Ülkelerin edebi gündemiyle siyasi gündeminin kesiştiği yerlerin az olduğu düşünülür. Uzaktan bakınca öyledir de aslında. Edebiyat, elindeki en büyük imkân olan “zamandan ve mekândan” bağımsız olma lüksünü kıyasıya kullanır. Bir kitabın yazıldığı koşullar önemlidir ama o kitap yazıldığı zaman ve mekânı da aşarak, dünya edebiyat hafızasının bir yerlerine yerleşir. Bu, müthiş bir tercüme ağının sayesinde gerçekleşir. Dönüp kitaplığınıza baktığınızda, Norveçli bir yazarla
Japon bir yazarı; bir Türk şairiyle, İngiliz bir şairi yan yana görebilirsiniz. Dil, kültür ve yaşayış ayrılıklarını edebiyat bir hamlede kaldırır ortadan.

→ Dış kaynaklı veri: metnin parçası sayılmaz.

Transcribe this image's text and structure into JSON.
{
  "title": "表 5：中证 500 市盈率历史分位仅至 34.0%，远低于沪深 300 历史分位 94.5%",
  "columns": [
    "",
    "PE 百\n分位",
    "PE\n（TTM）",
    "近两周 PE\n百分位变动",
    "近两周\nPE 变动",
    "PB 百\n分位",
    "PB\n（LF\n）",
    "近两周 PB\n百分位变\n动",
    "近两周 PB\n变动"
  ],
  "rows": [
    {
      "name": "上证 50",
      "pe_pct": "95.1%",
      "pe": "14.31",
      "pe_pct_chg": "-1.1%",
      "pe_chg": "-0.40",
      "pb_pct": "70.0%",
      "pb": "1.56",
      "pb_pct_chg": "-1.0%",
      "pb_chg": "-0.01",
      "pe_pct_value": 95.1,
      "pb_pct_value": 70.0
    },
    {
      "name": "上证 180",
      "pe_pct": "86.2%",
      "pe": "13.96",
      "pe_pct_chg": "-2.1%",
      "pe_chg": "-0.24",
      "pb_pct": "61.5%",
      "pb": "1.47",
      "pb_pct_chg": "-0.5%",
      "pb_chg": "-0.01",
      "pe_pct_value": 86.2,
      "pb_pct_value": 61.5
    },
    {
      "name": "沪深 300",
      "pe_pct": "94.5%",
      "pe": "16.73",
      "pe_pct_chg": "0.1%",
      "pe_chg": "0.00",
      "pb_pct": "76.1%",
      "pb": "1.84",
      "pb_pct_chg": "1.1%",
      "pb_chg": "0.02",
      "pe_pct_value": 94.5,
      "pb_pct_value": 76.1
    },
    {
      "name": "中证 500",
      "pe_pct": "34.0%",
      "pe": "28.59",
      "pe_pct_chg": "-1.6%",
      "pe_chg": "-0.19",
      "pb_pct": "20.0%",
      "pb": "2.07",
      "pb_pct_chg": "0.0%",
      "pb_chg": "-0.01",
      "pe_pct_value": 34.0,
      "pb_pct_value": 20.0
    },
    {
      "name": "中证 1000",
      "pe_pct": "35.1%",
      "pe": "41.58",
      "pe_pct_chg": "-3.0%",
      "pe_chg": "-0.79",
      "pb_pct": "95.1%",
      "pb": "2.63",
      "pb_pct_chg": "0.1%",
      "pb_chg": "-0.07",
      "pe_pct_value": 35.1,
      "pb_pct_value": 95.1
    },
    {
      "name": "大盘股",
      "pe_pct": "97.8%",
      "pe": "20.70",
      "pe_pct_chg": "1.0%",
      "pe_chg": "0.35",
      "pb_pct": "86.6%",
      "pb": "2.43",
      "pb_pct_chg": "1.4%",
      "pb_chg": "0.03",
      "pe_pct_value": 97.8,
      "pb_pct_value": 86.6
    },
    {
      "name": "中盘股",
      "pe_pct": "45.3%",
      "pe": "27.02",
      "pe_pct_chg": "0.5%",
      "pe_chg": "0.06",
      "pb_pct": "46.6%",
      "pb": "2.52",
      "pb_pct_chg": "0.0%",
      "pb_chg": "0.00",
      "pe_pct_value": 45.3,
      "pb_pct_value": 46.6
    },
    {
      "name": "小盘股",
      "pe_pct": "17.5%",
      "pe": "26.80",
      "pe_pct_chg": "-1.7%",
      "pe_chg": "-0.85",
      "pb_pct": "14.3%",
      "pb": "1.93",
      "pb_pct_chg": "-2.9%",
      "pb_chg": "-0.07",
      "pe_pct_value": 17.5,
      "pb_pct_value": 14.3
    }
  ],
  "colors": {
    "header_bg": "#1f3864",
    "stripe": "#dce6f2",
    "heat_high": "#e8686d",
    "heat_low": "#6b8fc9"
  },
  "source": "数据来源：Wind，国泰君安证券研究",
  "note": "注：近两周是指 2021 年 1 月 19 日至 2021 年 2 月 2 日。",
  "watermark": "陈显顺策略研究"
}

Son yıllarda iki ülke edebiyatı gündemimizde. Biri Kuzey Avrupa, diğeri de Japon edebiyatı… Eskiden bu iki ülkenin köşe başı yazarları çevrilirken, şimdi Per Petterson da Haruki Murakami de neredeyse bütün yazdıklarıyla Türkçede yaşamaya başladılar. Üstelik bu iki edebiyatın kitapları görece uzaktır bize. Sadece coğrafî bir uzaklıktan da bahsetmiyorum; hâkim edebi sesin de dışında gelişmişlerdir. Öte yandan, hâkim edebî sesle de bazı ortaklıkları bulunur. Mesela Haruki Murakami’nin çok satan kitaplarındaki Japon karakterlerin isimlerini Amerikalılarla değiştirsek, okur çok da şaşırmaz buna. Per Petterson’un “kır” anlatısındaki kimi hikâyeler bizim “kır” edebiyatındaki bazı anlatılarla da benzerlik taşır. Ben bir zenginlik olarak görürüm benzerlikleri.
Bu ay Sabitfikir’de Türkiye’deki Japon edebiyatı var. Dosya yazısını ülkemizin en iyi Japonca çevirmeni H. Can Erkin kaleme aldı. Bu zamana kadar Japoncadan çevrilip ülkemizde yayınlanan isimleri biraz daha yakından tanımak ve Japon edebiyatının ülkemizdeki seyrini doğru anlamak için çok önemli bir dosya yazısı olduğunu söyleyebilirim. Umarım H. Can Erkin bundan sonra dergimizdeki başka yazılarıyla da bu seyrini genişletir. Eylül sayımızda ayrıca üç önemli söyleşi de okuyacaksınız. Biri ustamız Selim İleri’nin Ahmet Hamdi Tanpınar okumalarından süzüp yazdığı Yaşadınız Öldünüz, Bir Anlamı Olmalı Bunun adlı sıra dışı metni üzerine röportajı, diğeri de Fatma Barbarosoğlu ve Nazife Şişman’ın mektuplaşmalarından oluşan Karantina Günlerinde Evin E Hali üzerine sohbeti… Ve M. Hakkı Suçin’in kitaplarla dolu dünyası… Keyifli okumalar.